You might see diatribes in the name of love, but all AGAINST something that isn’t very clearly specified, a straw man set up to burn. Monologues purporting to be about love, but that come across as more of a wallow in emotion. Or a shit-ton of projecting, starting with a declaration of how you MUST be feeling, ruling out the possibility of other feelings, a list of coping techniques (if you weren’t feeling down, a list of 200 things you should be doing to not feel down will get you there).
*
What do all these have to do with personality?
They are examples of people trying to be something they are not. Rather than an acknowledgement that the person can show up in a myriad of contradictory ways, there’s an attempt to make the person “good enough”.
Which makes sense, if the person is who you are. But it’s not. What we’re seeing is not the full personality, but a personality in service to an imagined separate self. (And the imaginal is powerful.)
I’m using the word “enlightened” loosely today, as a personality not in service to the separate self (or increasingly less so). This is a scary idea for some, they think they will lose who they are in the world, and need to wear robes and talk in that special vicar voice. (I went to college with trainee vicars, and I had lessons in how to do the vicar voice. I think I might have been their first failure.)
*
So, what is the difference?
A personality is who you show up as, in the world. We see the personality of a baby very early in life, and we know two kids raised side-by-side can have vastly differing personalities. Yes?
We might learn to believe that our essential being is tied to, or part of, our body and mind. That is, to believe we are a separate self. A personality in service to that belief will have some natural elements suppressed, and others more driven.
As we come to recognise or recall that we were never this separate being, this suppression and driven-ness drop away. Maybe fast, maybe slow.
*
What does that mean?
First, possible some confusion. We’re not who we thought we were. The parasitic vine was wound so tightly around the apple tree that we didn’t know it as a parasite.
Now, like a leg taken out of a cast, we have withered muscles to exercise. We have space to breathe into all of who we are.
And there may be a coming to terms with that fullness. Turns out, I show up in the world as irritable and judgemental some days. Turns out I’m a soft git who cries at all sorts of things. Turns out, I never get tired of sitting with someone while they come to see who they are for themself. Turns out, causeless joy is never far from the surface, even when other people think it inappropriate.

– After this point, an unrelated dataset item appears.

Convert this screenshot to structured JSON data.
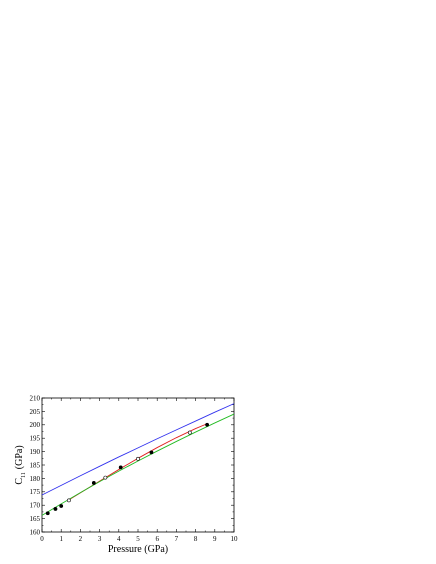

Turns out I can love and support my friends, even when I don’t agree with them.
And then we might hit pockets of conditioning. Like now, faced with the obviousness of absence of control, many are finding a tendency towards claiming authority, or blaming anyone who reminds them of this lack of control. When we’re ready, we explore that conditioning, and become more curious about why we need to turn our internal dissonance on the apparent world.
*
In summary:
We, awareness, show up in the world (that lives in us) more fully, more gloriously, uniquely our unbounded personality when we are not in service to the imagined separate self.
Even shorter (TL;DR):
Be you. Be fully you. Let your enlightened personality shine.